Why Most 'Why Us?' Essays Fail
The most common failure is writing an essay that could apply to any college. Phrases like 'diverse student body,' 'beautiful campus,' 'strong academics,' and 'amazing opportunities' appear in thousands of essays. If you replaced the school's name with a different school and the essay still made sense, it's generic — and admissions officers know it.
The Two-Part Structure That Works
Part 1 — Why them: Specific reasons this college is the right place for you — particular programs, professors, research opportunities, student organizations, pedagogical approaches, or traditions.
Part 2 — Why you: How your specific background, interests, and goals connect to those specific features. The goal is to show that you've done real homework and that there's a genuine, specific fit between your particular self and this particular school.

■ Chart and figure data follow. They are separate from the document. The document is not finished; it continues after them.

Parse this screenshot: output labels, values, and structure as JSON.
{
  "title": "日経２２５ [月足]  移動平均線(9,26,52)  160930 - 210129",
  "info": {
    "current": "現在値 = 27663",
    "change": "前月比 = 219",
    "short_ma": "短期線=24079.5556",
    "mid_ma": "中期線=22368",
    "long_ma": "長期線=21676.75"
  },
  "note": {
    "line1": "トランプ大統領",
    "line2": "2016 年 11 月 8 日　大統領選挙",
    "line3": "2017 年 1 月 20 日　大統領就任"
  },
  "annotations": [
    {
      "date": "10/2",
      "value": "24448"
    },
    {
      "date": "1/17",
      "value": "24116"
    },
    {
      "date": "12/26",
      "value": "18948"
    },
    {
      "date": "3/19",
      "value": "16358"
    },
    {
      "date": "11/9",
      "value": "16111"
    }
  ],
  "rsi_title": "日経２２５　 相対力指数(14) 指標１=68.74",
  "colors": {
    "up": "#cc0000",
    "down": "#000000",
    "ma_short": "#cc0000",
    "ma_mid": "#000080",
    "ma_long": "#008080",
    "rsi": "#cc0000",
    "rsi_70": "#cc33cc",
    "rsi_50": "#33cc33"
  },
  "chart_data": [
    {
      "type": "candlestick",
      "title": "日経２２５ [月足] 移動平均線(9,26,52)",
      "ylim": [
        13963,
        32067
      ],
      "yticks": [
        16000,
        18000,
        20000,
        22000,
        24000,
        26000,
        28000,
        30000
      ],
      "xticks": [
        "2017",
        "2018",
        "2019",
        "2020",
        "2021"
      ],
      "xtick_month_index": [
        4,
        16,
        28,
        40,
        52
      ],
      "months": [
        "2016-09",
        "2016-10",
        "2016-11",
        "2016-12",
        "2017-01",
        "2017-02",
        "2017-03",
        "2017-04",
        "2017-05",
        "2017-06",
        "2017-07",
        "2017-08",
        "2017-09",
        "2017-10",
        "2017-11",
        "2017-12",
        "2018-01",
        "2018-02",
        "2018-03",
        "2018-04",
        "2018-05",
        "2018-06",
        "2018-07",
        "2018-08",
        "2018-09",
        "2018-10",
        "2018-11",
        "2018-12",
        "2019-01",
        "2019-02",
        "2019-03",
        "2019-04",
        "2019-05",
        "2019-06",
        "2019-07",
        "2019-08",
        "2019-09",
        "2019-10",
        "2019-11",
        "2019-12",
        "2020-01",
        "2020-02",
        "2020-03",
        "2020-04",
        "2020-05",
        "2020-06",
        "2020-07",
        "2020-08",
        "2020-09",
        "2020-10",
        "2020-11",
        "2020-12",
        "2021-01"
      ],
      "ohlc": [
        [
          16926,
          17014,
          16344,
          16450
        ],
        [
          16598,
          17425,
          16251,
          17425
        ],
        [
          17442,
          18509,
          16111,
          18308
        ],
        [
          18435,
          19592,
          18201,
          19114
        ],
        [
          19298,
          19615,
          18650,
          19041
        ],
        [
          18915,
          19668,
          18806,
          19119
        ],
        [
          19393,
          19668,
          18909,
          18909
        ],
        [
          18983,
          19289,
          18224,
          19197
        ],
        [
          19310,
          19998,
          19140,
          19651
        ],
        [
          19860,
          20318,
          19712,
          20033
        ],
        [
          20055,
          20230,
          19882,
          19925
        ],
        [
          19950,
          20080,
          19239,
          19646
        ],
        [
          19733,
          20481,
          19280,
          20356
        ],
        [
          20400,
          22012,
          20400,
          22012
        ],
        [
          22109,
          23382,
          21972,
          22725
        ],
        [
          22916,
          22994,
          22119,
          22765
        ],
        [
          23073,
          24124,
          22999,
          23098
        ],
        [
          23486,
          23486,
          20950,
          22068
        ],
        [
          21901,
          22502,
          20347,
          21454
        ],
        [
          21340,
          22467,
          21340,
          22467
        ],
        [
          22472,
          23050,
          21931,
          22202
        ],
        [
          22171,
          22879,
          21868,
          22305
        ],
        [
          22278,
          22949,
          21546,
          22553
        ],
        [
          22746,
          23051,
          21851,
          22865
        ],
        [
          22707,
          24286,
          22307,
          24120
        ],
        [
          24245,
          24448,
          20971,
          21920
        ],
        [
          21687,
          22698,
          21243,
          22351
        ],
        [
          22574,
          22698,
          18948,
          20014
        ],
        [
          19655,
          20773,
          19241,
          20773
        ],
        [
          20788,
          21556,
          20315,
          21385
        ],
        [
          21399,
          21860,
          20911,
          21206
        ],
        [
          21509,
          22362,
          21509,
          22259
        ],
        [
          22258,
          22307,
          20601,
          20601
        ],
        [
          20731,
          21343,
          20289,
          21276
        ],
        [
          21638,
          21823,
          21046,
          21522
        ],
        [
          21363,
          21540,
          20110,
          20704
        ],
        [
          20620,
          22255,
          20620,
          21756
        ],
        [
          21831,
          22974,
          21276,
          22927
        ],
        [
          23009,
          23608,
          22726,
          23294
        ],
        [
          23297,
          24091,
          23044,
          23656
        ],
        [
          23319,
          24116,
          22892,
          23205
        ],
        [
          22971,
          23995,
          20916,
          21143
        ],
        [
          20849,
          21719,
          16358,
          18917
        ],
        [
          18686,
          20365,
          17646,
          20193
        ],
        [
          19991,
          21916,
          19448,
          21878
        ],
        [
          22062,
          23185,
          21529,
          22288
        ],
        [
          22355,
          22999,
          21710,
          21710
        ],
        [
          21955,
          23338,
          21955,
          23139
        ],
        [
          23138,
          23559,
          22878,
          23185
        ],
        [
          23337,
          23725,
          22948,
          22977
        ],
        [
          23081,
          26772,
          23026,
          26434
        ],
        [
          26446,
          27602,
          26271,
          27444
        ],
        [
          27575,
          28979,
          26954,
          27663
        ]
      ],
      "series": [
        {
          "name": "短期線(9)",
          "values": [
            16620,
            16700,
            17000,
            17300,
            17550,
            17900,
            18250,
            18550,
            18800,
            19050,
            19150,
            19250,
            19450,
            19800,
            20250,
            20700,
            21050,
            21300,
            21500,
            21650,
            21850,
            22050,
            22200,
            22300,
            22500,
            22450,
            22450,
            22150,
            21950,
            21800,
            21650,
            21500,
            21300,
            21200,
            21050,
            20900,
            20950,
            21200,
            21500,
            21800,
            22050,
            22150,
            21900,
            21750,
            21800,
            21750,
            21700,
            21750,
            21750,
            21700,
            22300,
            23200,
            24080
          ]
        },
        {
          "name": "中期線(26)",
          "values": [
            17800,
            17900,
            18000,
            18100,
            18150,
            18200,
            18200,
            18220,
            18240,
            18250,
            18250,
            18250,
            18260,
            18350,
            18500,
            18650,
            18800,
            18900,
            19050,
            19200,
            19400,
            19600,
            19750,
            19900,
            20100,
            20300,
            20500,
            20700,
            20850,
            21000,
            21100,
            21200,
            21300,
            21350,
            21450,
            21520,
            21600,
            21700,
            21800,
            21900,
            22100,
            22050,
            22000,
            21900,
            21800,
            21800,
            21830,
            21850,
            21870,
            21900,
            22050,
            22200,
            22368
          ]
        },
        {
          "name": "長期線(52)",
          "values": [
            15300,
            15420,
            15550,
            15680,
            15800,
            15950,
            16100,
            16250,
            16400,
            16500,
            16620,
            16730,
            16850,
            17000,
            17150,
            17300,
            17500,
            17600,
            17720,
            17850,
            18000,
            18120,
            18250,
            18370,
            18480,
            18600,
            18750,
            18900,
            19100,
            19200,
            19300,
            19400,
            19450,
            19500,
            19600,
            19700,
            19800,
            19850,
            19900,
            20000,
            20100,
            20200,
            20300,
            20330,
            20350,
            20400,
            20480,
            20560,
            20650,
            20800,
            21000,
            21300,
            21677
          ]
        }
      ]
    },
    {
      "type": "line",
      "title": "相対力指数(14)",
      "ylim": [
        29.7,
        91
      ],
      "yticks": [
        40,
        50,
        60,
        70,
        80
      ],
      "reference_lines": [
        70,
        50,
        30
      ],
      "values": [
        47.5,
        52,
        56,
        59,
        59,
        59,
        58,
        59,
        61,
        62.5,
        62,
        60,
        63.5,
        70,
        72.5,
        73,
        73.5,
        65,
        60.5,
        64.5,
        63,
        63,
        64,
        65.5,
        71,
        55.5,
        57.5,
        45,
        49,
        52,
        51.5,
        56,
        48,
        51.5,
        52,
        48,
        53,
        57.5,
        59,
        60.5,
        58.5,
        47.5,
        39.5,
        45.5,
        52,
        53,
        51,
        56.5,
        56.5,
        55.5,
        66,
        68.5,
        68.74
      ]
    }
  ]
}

How to Research for Specificity
Go beyond the tour and the website. Read the college newspaper. Look up professors in your intended field and find one whose research genuinely excites you. Search for specific courses — not just 'the pre-med program' but the specific first-year seminar that interests you. Look for student organizations, unique academic policies, or research programs that speak to your interests.
Length and Format
Most 'Why Us?' essays are 150–300 words. Start with a specific hook — a reference to a specific course, professor, tradition, or piece of research — before zooming out to the broader fit. Every word must work.